Since 2015, when Impact Services first approached NKCDC about trauma-informed care, they have been building a collaborative of neighborhood organizations to apply trauma-informed principles to community development work in Kensington. While there was both breadth and depth of knowledge related to the effects of trauma on communities, the collaborative saw an opportunity to expand that knowledge and associated practices to neighborhood blocks in Kensington, and to other community organizations in Philadelphia and across the nation.
With the support of the Scattergood Foundation, LISC, and NeighborWorks America, Impact and NKCDC launched a three-year participatory process with residents to craft what has become the Connected Community curriculum and toolkit. Michael O’Bryan of the Village of Arts and Humanities led months of participatory workshops with residents and created a document that reflected both the community and the evidence-based research behind trauma-informed care. Rebecca Fabiano of Fab Youth Philly took that material and turned it into a train-the-trainer curriculum that is engaging and accessible enough for anyone to use.

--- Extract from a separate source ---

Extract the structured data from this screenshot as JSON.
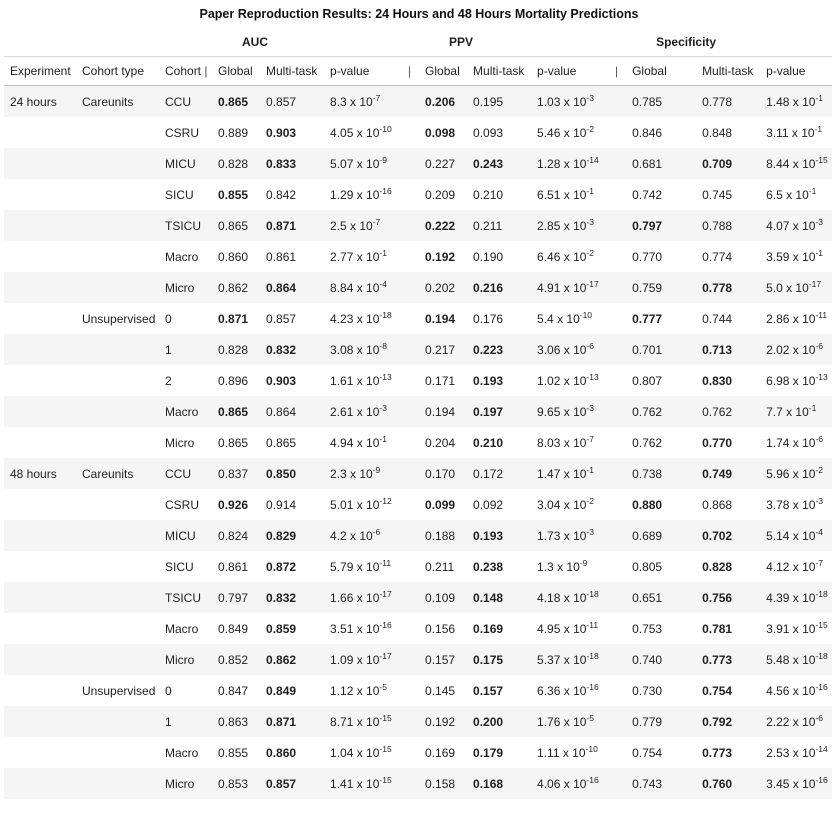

“We wanted to share the work because we saw how important it was to the community members who went through the curriculum,” said Zoë Van Orsdol, Co-Director of Community Development at Impact. “They told us how much the work meant to them and the effect that it had on their lives, which galvanized our belief that it should be accessible to anyone who was interested.”
The curriculum is designed to both teach participants about trauma and to build the skills necessary for them to lead workshops of their own. With this train-the-trainer model, the collaborative hopes to ensure that trauma-informed practices will be sustainable for communities.
NKCDC and Impact Services share a vision for Kensington to be a safe, healthy, and prosperous community where neighbors feel connected to one another, take shared responsibility for the neighborhood, feel empowered to make change in their environment, and envision a positive future for themselves and their children.
“Success will be long lasting if a paradigm shift occurs that centers community members as the leaders in weaving trauma-informed care into as many efforts as possible within the community,” said Dr. Bill McKinney, Executive Director of NKCDC. “Community-led trauma informed work should be the new norm.”
Connected Community: A Trauma Informed Community Engagement Toolkit is free and accessible at traumainformedcommunity.org.